In conclusion, I hope Obama will remember that during the past four years, he has introduced Iran as the biggest sponsor of terrorism in the world because of Tehran’s support for such resistance groups as the Lebanese Hezbollah and the Palestinian Hamas movement. He has spared no effort to make the United States’ European and Asian allies accept this idea. The reality of what has happened in past years, however, shows that these groups have only taken steps to defend their territories and the lives of their people only when their territories were attacked and invaded by Israel. Also, let’s not forget that Israel has had – and will continue to have – the worst record in the contemporary history in terms of occupying other countries’ lands and also holds a record in terms of the resolutions that the United Nations has issued to condemn Tel Aviv for human rights violations. On the other hand, Salafi groups and members of al-Qaeda are currently active in terrorist operations in Afghanistan, Syria, Iraq and even the United States while Washington continues to support countries that are openly supporting such groups. Do Al-Qaeda and Salafis stand for real terrorism, or Hezbollah and Hamas? Apart from propaganda claims by Israel against Hezbollah and Hamas, how many real terrorist operations have been actually recorded to have been carried out by these liberation movements in the past years? Can the same be possibly said about Salafis and Al-Qaeda?
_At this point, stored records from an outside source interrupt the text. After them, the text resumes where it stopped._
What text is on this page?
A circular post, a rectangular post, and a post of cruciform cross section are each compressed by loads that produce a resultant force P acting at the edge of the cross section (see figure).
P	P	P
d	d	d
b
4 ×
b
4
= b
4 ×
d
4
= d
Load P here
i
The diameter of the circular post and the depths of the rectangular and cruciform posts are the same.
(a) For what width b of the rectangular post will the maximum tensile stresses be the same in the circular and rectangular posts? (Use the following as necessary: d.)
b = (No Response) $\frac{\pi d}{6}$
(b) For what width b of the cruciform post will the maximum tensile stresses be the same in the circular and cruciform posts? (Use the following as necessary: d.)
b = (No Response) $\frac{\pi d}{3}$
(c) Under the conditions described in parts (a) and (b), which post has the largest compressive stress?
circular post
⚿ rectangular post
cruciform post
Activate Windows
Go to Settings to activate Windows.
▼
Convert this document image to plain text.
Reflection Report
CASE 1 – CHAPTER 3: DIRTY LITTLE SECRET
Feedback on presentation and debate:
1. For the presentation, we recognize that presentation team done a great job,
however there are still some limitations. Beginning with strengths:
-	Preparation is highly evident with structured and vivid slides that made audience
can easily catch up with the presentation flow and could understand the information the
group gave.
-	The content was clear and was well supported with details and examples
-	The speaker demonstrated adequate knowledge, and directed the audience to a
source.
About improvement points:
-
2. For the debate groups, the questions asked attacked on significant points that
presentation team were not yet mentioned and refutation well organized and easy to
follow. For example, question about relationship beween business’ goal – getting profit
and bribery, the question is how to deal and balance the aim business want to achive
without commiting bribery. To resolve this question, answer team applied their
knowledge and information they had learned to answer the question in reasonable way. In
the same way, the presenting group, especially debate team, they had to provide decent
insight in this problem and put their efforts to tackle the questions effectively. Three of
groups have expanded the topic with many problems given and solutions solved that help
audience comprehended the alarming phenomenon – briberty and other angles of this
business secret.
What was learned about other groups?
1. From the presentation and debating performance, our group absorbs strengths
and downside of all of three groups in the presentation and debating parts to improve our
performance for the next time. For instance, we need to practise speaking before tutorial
At any rate, under the pretext of the continuation of diplomatic efforts, the Iranian people are under such heavy sanctions which have had no precedence under any of the former US presidents. Perhaps, it made no difference to us, Iranians, whether Obama became the president or Romney; in any case, it seems that there is no more left to be made subject to further sanctions! However, if Obama could remember what viewpoint he had set forth for Iran and the Middle East and what policies he has actually implemented in practice, perhaps he would consider we, the people of the Middle East, entitled to reach the conclusion that he has not been honest in his foreign policy as he has rapidly changed his promises and positions with any development in the region. I wish we could make a fourth wish for the US president and could have faith and hope that it would finally come true: “Evolution of a balanced and logical change in Obama’s policies toward the Middle East during the next four years, especially with regard to Iran, which would include good understanding of Iran’s viewpoints as well as its political and security concerns.”